Beautiful shots Cre8foru, Would love to see the second shot,in all 4 seasons , side by side.


----------



## leo (Nov 30, 2011)

Mighty fine captures


----------



## wvdawg (Nov 30, 2011)

Sweet captures!


----------



## egomaniac247 (Dec 1, 2011)

Man I hope you don't mind that I set the jumping buck as my wallpaper.  That is an amazing shot and takes me back to the days of driving dogs in Virginia


----------



## Crickett (Dec 1, 2011)

Very nice!


----------



## ThomasCobb123 (Dec 1, 2011)

Black & White rules!
Great work.


----------



## cre8foru (Dec 1, 2011)

ekim22 said:


> Man I hope you don't mind that I set the jumping buck as my wallpaper.  That is an amazing shot and takes me back to the days of driving dogs in Virginia



No problem man


----------



## egomaniac247 (Dec 2, 2011)

cre8foru said:


> No problem man



Thank you.  That picture definitely takes me back.  I can almost hear the beagles bawling


----------



## cre8foru (Dec 2, 2011)

ekim22 said:


> Thank you.  That picture definitely takes me back.  I can almost hear the beagles bawling


 I know that sound. Grew up rabbit hunting with my dad and a single shot Harrington and Richardson 20 gauge.


----------



## cornpile (Dec 2, 2011)

Great shots.That first one is one fine shot.


----------



## egomaniac247 (Dec 3, 2011)

cre8foru said:


> I know that sound.

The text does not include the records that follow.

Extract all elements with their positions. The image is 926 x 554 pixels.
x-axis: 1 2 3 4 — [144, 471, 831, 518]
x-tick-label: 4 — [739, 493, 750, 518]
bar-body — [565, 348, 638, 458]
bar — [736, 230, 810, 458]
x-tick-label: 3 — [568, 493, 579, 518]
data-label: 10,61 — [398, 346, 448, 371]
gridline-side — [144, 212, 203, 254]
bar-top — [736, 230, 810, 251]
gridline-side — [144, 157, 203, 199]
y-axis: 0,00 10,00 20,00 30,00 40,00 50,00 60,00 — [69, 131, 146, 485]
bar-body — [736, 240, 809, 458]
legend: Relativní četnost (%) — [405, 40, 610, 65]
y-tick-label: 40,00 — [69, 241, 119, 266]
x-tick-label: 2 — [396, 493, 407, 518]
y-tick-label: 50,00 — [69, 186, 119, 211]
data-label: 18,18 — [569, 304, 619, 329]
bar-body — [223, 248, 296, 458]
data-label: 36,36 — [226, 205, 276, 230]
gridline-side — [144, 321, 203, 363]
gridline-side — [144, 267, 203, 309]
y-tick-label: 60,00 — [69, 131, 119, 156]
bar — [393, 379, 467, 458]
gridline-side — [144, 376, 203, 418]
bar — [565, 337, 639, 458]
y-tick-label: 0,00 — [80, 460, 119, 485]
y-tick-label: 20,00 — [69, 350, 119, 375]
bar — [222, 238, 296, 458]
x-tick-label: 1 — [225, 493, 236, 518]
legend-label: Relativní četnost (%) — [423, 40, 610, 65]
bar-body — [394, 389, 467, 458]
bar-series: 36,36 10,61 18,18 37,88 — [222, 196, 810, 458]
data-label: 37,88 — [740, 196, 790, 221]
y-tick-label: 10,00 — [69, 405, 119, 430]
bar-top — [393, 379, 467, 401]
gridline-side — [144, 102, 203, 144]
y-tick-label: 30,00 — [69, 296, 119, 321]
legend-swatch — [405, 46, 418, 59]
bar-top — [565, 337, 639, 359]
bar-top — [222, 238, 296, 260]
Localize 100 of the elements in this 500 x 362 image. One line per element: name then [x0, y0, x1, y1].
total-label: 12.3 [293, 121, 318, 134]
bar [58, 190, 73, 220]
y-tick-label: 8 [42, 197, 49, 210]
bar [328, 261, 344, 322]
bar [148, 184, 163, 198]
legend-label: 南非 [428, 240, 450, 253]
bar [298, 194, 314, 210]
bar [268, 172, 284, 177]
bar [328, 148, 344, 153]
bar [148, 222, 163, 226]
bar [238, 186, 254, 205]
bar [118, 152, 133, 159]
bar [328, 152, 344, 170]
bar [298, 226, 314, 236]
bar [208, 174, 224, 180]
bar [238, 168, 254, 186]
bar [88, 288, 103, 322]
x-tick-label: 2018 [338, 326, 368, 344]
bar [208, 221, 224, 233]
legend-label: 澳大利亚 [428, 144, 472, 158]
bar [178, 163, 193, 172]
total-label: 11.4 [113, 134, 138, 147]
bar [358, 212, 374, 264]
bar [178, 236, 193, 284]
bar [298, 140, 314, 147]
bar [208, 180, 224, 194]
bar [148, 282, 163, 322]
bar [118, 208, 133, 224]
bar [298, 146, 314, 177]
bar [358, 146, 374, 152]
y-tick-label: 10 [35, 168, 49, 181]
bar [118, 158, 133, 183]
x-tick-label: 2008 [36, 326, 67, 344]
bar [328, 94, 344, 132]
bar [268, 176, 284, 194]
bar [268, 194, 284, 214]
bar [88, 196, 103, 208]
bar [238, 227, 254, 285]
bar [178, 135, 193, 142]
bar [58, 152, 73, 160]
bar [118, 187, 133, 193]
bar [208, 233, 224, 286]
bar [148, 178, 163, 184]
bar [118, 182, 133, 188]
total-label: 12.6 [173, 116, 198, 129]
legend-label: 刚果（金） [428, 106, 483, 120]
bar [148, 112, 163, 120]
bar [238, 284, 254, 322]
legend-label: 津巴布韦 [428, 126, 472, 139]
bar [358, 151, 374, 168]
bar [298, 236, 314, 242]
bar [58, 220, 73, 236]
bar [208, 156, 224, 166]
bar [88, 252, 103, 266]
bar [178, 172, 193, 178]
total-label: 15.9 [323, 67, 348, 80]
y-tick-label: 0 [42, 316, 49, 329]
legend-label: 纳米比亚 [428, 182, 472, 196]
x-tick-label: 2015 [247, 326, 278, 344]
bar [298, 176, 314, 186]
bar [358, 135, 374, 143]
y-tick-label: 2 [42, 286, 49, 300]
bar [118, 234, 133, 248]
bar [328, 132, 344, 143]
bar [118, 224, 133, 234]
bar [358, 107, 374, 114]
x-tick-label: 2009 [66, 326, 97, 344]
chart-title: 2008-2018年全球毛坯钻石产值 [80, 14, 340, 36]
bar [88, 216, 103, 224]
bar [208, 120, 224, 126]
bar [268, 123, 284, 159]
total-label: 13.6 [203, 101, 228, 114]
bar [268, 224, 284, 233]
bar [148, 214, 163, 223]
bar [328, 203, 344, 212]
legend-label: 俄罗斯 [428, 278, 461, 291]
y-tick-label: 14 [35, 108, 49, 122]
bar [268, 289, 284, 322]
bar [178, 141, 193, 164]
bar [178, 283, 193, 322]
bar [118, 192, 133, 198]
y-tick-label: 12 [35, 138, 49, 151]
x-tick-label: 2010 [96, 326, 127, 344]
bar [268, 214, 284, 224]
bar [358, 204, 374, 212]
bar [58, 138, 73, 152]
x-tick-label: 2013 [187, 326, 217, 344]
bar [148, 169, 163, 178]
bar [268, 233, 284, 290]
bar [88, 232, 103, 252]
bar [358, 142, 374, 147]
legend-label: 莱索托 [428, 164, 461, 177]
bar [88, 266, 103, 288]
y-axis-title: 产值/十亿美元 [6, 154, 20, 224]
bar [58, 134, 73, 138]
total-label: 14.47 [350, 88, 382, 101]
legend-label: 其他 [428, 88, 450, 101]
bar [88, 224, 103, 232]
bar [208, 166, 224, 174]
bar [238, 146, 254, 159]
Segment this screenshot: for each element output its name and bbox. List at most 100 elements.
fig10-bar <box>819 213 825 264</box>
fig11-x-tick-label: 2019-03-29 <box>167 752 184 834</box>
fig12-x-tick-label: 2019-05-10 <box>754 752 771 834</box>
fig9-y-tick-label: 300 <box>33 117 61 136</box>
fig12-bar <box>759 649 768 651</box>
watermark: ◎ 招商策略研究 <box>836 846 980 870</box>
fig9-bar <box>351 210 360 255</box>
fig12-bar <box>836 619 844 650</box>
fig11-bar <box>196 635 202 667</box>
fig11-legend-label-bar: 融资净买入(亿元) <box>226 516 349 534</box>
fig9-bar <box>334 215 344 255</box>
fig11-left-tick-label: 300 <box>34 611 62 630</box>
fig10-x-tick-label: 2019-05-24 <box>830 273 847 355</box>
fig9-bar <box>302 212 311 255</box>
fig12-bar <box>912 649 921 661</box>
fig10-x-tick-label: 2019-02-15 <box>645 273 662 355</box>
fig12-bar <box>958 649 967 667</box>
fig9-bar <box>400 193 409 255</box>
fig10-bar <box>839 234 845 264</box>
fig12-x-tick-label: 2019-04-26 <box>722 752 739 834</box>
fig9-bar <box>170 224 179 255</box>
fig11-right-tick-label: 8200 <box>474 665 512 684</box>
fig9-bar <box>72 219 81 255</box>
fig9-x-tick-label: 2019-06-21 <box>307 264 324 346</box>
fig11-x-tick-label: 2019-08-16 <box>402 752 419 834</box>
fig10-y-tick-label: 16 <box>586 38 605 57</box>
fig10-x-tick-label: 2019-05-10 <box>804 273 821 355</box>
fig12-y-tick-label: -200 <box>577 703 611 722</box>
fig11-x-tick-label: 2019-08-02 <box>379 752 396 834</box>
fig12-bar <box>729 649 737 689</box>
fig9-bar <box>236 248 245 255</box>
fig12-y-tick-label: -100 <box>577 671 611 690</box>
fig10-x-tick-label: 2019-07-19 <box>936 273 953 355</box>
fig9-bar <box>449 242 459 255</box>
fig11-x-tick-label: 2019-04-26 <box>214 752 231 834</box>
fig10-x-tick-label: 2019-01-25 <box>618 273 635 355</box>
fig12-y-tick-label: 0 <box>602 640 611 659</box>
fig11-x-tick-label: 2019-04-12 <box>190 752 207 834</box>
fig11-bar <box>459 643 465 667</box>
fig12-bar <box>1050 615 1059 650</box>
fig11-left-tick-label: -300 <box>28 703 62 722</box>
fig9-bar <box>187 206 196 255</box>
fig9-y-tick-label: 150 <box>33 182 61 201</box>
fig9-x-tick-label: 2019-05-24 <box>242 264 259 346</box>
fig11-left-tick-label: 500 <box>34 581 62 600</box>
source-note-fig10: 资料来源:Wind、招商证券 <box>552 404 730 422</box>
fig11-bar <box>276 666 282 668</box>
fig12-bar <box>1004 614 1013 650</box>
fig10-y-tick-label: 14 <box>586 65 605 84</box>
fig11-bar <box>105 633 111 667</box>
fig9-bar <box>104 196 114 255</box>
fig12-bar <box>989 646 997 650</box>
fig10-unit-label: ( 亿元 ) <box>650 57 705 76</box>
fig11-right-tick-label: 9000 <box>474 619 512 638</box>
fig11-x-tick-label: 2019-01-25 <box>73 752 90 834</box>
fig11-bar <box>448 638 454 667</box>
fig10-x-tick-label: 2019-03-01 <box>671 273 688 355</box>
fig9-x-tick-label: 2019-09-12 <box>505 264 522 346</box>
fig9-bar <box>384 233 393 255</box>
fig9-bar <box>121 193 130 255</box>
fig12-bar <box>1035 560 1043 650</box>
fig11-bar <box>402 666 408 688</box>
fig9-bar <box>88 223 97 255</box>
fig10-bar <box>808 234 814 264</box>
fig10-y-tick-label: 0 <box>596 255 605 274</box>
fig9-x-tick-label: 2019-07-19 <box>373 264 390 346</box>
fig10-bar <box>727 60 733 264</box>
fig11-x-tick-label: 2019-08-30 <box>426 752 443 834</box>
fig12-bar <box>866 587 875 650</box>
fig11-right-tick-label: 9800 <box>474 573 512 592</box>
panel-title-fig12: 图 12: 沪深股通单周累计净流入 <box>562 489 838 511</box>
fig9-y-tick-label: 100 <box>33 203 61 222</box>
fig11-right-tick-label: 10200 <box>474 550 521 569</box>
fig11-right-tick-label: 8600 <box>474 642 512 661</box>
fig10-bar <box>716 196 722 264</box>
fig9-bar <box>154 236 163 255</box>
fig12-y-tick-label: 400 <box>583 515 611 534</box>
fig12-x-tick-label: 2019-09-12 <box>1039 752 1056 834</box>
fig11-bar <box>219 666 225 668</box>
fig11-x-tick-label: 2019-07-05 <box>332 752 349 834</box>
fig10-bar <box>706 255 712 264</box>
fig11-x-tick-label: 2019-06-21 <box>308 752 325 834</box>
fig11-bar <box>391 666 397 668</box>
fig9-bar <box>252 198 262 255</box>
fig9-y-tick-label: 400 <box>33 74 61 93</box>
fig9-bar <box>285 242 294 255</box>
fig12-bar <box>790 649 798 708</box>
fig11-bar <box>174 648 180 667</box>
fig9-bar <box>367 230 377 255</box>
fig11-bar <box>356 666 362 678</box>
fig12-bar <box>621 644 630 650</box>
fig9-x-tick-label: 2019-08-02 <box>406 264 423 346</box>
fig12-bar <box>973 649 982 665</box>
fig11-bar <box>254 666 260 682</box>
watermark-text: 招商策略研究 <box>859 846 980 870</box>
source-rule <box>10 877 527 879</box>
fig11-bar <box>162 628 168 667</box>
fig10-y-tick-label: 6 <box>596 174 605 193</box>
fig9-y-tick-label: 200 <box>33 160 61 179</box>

Grew up rabbit hunting with my dad and a single shot Harrington and Richardson 20 gauge.




I remember it very well.  The point when you first heard the first "yelp" off in the distance which made you perk your ears up and stand at a little more attention

Then the barking becomes consistent and you realize it's getting louder...


Then realizing that if you SPRINT 50 yards down the trail you may be able to intersect the dogs....

Then the dogs being so loud that it sounds like they're on top of you and you just keep thinking "Where's the deer?!  I should see him by now!"

Got the lump in your throat now and heart about to beat through your chest 


Then hearing that first crash under-brush and finally seeing that gray/brown figure running toward you


Next thing is the smell of gunpowder


----------



## cre8foru (Dec 3, 2011)

ekim22 said:


> I remember it very well.  The point when you first heard the first "yelp" off in the distance which made you perk your ears up and stand at a little more attention
> 
> Then the barking becomes consistent and you realize it's getting louder...
> 
> ...



Yep. That brings it all back. Except we were hunting on railroads tracks instead of a trail. Every once in while the beagles would get on a Fox and that was always so cool when they would chase it by you.


----------